In this study brainstem auditory evoked potentials (BAEPs), median nerve conduction velocities (CV) and early somatosensory evoked potentials ( SEPs), were employed as indices of neural conduction properties in a group of young insulin dependent diabetics (five males and five females) and a group of nondiabetic controls (five males and five females). The median nerve CV was determined from 64 summated nerve responses recorded at the elbow. The nerve was stimulated at the wrist using 0.2 msec square wave electrical pulses. The SEP was recorded from scalp electrodes using the same median nerve stimulation technique as for the CV measure. The BAEPs were produced by recording responses to 7 0 dB SL clicks delivered to the right ear at a rate of 10 per second. Measures of central transmission time were determined from each of the EP modalities. The time interval between BAEP waves I and V determined the BAEP CTT. SEP waves P9 to Pl4 determined the earliest SEP CTT measure.

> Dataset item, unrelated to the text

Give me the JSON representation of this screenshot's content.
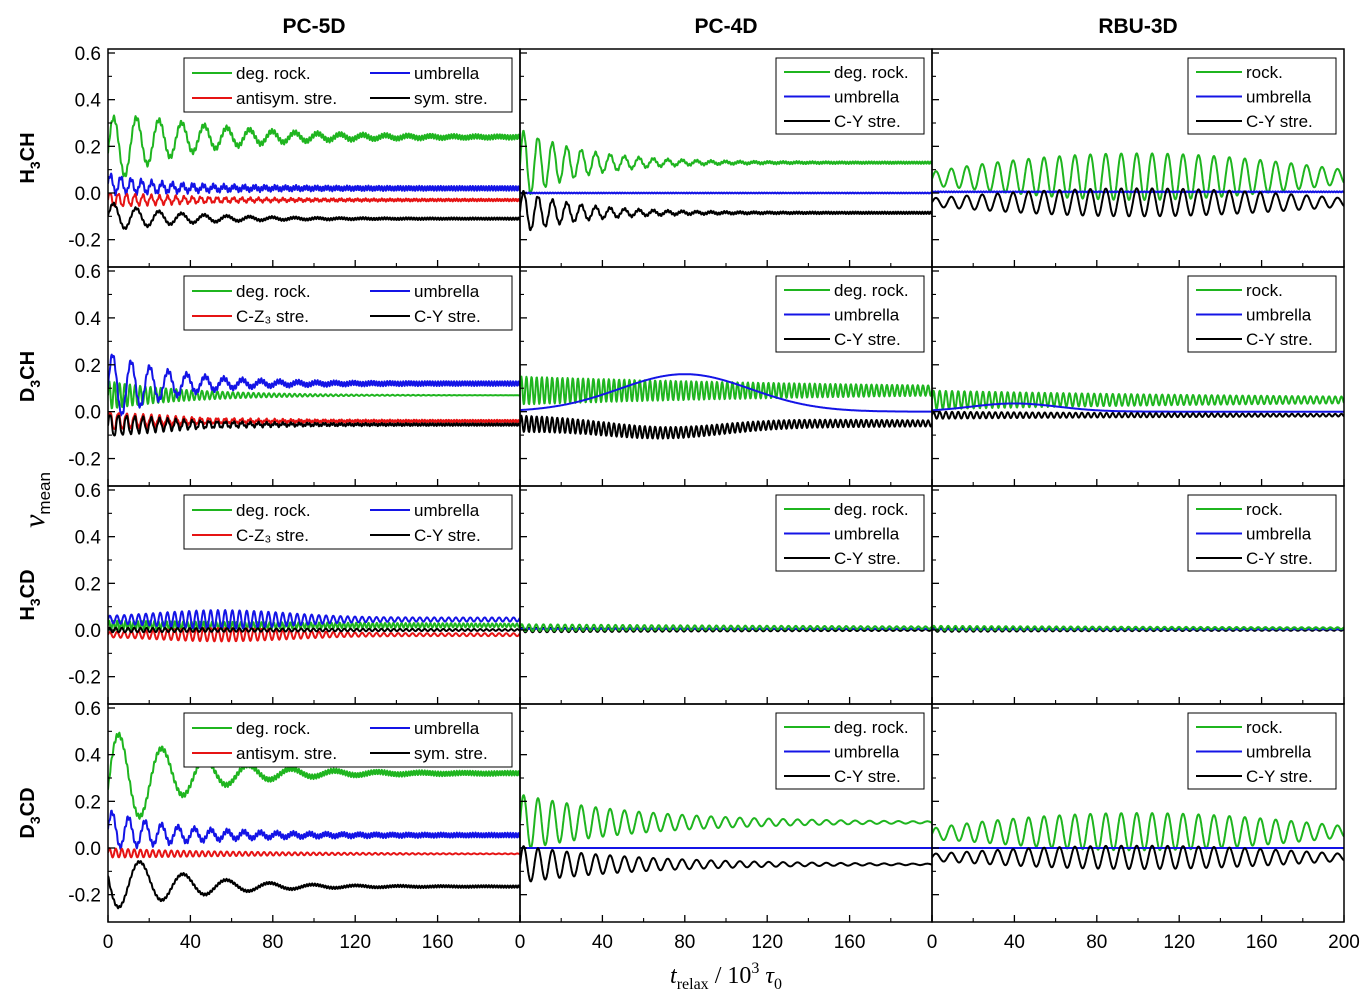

Comparisons between the two diagnostic groups yielded the following results: The diabetic group evidenced a significant (p = 0, 02) slowing of the median nerve, 53 meters per second for the diabetic group versus 59 meters per second for the nondiabetic group. With height covaried out, only the SEP Pl4 latency showed a significant diagnostic group difference. More interesting were the findings for the principal SEP CTT measure. The diabetic group had significantly (p = 0.01) longer CTTs from P9 to Pl4, 5.0 msec as opposed to 4,2 msec for the nondiabetic group. The diabetic group also had significantly (p = 0.03) longer CTTs for the BAEP, 4.2 msec versus 4.0 msec for the nondiabetic group. Although the magnitude of the diagnostic group differences are small, the median nerve CV, SEP CTT, and BAEP CTT measures indicate that diabetic neuropathy is pervasive, occurring centrally, as well as peripherally, as early as young adulthood in juvenile onset, insulin dependent diabetics.